Harga Ponsel Naik...3 Kerugian Ekonomi Jika Perang AS-Korut Pecah

Ada tiga sub-aspek ekonomi yang akan berdampak besar apabila AS berkonflik dengan Korea Utara, salah satunya naiknya harga ponsel pintar.

oleh Rizki Akbar Hasan diperbarui 19 Mei 2017, 07:21 WIB
Ilustrasi Korea Utara (AFP)

Liputan6.com, Washington, DC - Perang terbuka antara Amerika Serikat dan Korea Utara menjadi kekhawatiran dunia. Koalisi Korea Selatan dan Jepang yang dipimpin oleh AS terus intens menekan Korea Utara agar menghentikan uji coba rudal nuklir dan misil jarak jauh.

Meski sudah seringkali dikecam dan dijatuhi sanksi, Kim Kong-un tetap membangkang dan terus melakukan tes misil balistiknya. Terakhir, pada 14 Mei 2017, Pyongyang kembali melakukan uji coba rudal jarak jauh.

Mengetahui hal itu, AS nampak kembali mempertimbangkan opsi militer sebagai salah satu cara untuk menghentikan pembangkangan Kim Jong-un yang terus mengembangkan persenjataan nuklir. Presiden Donald Trump pun sempat menyatakan bahwa konflik besar dengan Korea Utara besar kemungkinan akan terjadi.
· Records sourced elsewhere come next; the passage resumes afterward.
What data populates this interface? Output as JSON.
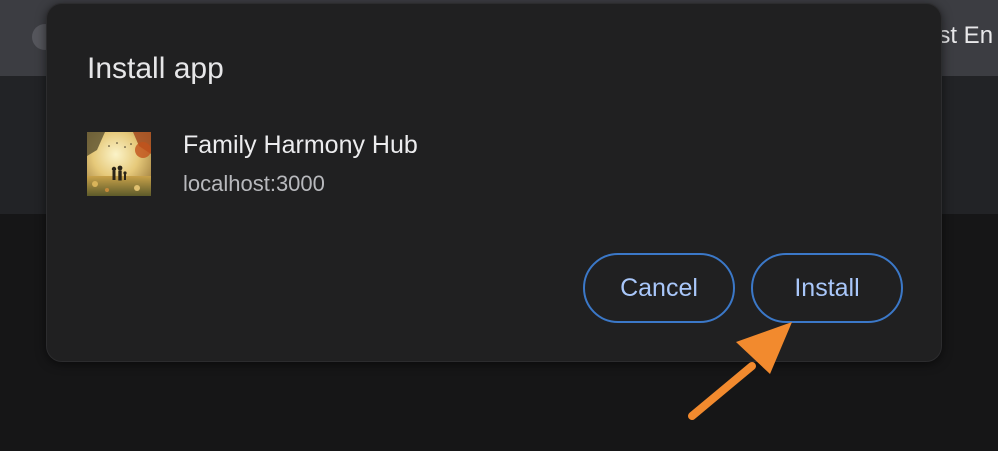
{
  "background": {
    "tab_text": "est En"
  },
  "dialog": {
    "title": "Install app",
    "app_name": "Family Harmony Hub",
    "app_origin": "localhost:3000",
    "cancel_label": "Cancel",
    "install_label": "Install"
  },
  "colors": {
    "dialog_bg": "#202021",
    "button_border": "#3b78c8",
    "button_text": "#a9c7fa",
    "arrow": "#f28a2e"
  }
}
Selain itu, Perdana Menteri Jepang Shinzo Abe juga mengutarakan pendapat serupa soal kemungkinan konflik di Semenanjung Korea yang kian hari semakin dekat dengan kenyataan.

Jika konflik bersenjata di Semenanjung Korea benar-benar terjadi, sejumlah konsekuensi besar dari berbagai aspek akan terjadi, salah satunya adalah ekonomi.

Dan, menurut CNBC (18/5/2017), ada tiga sub-aspek ekonomi yang akan berdampak besar apabila AS menabuh genderang perang dengan Korea Utara.

Pertama, harga ponsel pintar dunia akan mengalami kenaikan akibat krisis ekonomi industri elektronik. Fenomena itu dipengaruhi oleh dekatnya Korea Selatan --negara nomor 4 produsen alat elektronik dunia-- dengan Korea Utara.

Negeri Ginseng yang kini mengklaim 6 persen industri elektronik global, akan mengalami dampak ekonomi krusial, jika konflik di Semenanjung Korea terjadi.

Jika Korea Selatan terganggu konflik Korea Utara, industri elektronik Negeri Ginseng akan terhenti. Akibatnya, perusahaan perakit elektronik akan mencari produsen dari negara lain selain Korea Selatan.

Namun, karena kini Korea Selatan merupakan salah satu negara dominan di bidang industri elektronik, proses produksi barang-barang seperti ponsel pintar, laptop, televisi, dan lainnya akan mengalami gangguan. Dan, menyebabkan harga barang-barang itu mengalami kenaikan.

"AS merupakan salah satu negara konsumen produk elektronik terbesar di dunia. Dan konsumen AS memengaruhi 1 persen inflasi harga produk elektronik. Jika konflik di Korea Utara terjadi, hal itu akan menaikkan prosentase inflasi harga menjadi 2 persen atau dua kali lipat dari harga awal," jelas Capital Economics, firma analis ekonomi berbasis di London, seperti yang dikutip CNBC.

Utang AS Melonjak?

Aspek kedua yang mengalami dampak besar jika konflik Korea Utara terjadi adalah terganggunya aktivitas perdagangan dunia. Fenomena itu dipengaruhi oleh status Korea Selatan sebagai salah satu dari 10 negara dengan aktivitas perdagangan tersibuk di dunia menurut survei Capital Economics.

Firma ekonomi asal London itu juga menambahkan, jika produk domestik bruto (Gross Domestic Product, GDP) Korea Selatan turun 50 persen akibat konflik di Semenanjung Korea, hal itu akan membuat GDP dunia turun 1 persen.

Dan, aspek ketiga jika perang di Semenanjung Korea pecah adalah, meningkatnya utang Amerika Serikat. Saat ini, Negeri Paman Sam memiliki utang sekitar 75 persen dari GDP nasionalnya.

"Dan perang di Korea akan secara signifikan meningkatkan utang AS lebih tinggi dari 75 persen GDP. Angka itu akan berdampak besar bagi AS. Dan jika terlibat, akan ada penambahan utang negara sebanyak 30 persen dari GDP" jelas Capital Economics.